Wages tend to reflect marginal revenue productivity, in economics jargon, or plain old productivity for non-economists. LeBron James earns a high salary because he can increase the income of his employers by a large amount. You and I, gentle reader, are less productive and earn middle-class rewards. People pushing brooms or asking if you want fries with that have an ever-lower ability to add to their employer’s bottom line. Take these so-called factory workers. Critics say they are being exploited. For example, their productivity is really $10 an hour and they only get paid $4 an hour. There are two things wrong with this scenario. First, firms that do this will tend to make large profits, and this is simply not the case for the clothing industry. Second, if this were actually true, then profits would be $6 an hour and other firms would compete with their current employers by raising wages. So this is an unstable or unbalanced situation.

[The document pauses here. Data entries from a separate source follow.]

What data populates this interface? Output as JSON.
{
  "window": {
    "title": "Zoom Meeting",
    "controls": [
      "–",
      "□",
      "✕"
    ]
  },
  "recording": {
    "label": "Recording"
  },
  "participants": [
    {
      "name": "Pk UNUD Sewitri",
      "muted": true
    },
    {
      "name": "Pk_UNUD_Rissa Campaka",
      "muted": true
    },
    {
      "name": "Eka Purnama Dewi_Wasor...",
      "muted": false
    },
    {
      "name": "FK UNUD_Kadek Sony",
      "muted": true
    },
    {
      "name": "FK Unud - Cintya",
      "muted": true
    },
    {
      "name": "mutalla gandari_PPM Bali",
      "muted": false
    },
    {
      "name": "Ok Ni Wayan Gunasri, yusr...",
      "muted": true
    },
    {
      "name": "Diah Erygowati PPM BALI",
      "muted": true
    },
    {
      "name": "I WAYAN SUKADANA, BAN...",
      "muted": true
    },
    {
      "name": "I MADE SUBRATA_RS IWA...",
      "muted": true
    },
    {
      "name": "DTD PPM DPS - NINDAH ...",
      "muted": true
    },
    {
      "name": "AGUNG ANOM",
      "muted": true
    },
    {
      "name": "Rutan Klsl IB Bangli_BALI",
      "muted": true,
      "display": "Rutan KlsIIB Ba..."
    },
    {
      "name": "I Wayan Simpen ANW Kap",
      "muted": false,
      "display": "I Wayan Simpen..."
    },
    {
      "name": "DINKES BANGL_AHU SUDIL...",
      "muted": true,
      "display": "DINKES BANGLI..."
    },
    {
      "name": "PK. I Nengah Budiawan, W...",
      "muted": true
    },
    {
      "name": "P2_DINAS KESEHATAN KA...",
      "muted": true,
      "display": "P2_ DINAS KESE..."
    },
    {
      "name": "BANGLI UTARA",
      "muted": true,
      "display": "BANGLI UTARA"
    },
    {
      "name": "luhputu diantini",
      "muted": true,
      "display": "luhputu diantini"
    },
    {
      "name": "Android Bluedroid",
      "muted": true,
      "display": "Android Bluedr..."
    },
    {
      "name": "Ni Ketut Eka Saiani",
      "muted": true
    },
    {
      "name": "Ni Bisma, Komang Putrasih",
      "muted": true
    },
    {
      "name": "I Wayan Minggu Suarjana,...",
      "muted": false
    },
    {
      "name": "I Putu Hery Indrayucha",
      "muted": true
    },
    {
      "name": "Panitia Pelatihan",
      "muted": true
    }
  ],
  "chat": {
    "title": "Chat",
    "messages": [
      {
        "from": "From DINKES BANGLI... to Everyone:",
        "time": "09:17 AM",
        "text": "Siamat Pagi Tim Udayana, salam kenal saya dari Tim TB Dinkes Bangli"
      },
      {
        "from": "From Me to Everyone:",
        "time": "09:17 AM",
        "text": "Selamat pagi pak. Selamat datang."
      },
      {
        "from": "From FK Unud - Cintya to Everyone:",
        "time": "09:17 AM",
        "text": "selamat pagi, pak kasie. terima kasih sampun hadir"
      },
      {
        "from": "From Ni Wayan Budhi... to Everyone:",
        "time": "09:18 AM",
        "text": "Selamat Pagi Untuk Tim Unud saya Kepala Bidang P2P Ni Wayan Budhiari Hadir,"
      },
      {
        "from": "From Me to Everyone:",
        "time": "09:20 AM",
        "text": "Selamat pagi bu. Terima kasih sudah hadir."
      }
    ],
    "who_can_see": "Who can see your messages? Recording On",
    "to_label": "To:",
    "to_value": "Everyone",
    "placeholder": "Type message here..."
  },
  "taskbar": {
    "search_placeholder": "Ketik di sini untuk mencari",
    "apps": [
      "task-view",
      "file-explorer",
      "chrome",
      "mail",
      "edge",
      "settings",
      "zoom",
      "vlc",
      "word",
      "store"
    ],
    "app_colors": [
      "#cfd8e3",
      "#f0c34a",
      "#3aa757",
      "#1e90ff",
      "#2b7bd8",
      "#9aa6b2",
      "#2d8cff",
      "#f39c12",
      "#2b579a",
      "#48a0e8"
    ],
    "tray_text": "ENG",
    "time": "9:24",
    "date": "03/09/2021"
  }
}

Consider other charges. This malevolent behavior had particularly deleterious effects on people in the Third World.
Sarah Bibbey is the co-founder and acting director of Make Fashion Clean, a non-profit organization working to make denim consumption more sustainable worldwide. In her opinion, “Any country […] A formerly colonized country or a country that is not a global superpower will generally be more vulnerable to clothing dumping…” Dumping? Nobody throws bundles of clothes at innocent people. When the Japanese export cars to us, they don’t “dump” them on us. Rather, we are willing buyers! The same phenomenon prevails in the current situation.
Bibbey continued, “Our landfills (in the U.S.) are equipped in such a way that they can handle the chemicals and can sort of contain them, whereas other countries, including Ghana, don’t have the same level of infrastructure around the landfill. And whose fault is it? Obviously, importers, not exporters. If we were so stupid as to buy cars from abroad that wouldn’t work on our roads, it would be our fault, not the sellers of those vehicles.
What are the manifestations of these ailments? There are several of them. For one thing, members of the industry are trying to get people to buy more of their goods. How will he become involved in this nefarious pursuit? They keep changing styles. Through their advertising, usually implicitly but all too often explicitly, they push the message that woe betide those who wear clothes from years past (sometimes from last month).
Last but not least, protectionism rears its ugly head.
According to NewsDay“Finance Minister Patrick Chinamasa of Zimbabwe has banned the importation of used clothing, a trade he says is responsible for the collapse of the local textile industry.” Here we come to a better explanation for this resistance to free trade in this industry: the desire to avoid competition from outsiders. But this is primarily one of the reasons for poverty in these countries: the reluctance to participate in international specialization and division of labor.
Is fast fashion an example of runaway capitalism? No, despite the current hissing.
*Walter Edward Block is an American economist and anarcho-capitalist theorist who holds the Harold E. Wirth Eminent Scholar Endowed Chair in Economics at the JA Butt School of Business at Loyola University New Orleans.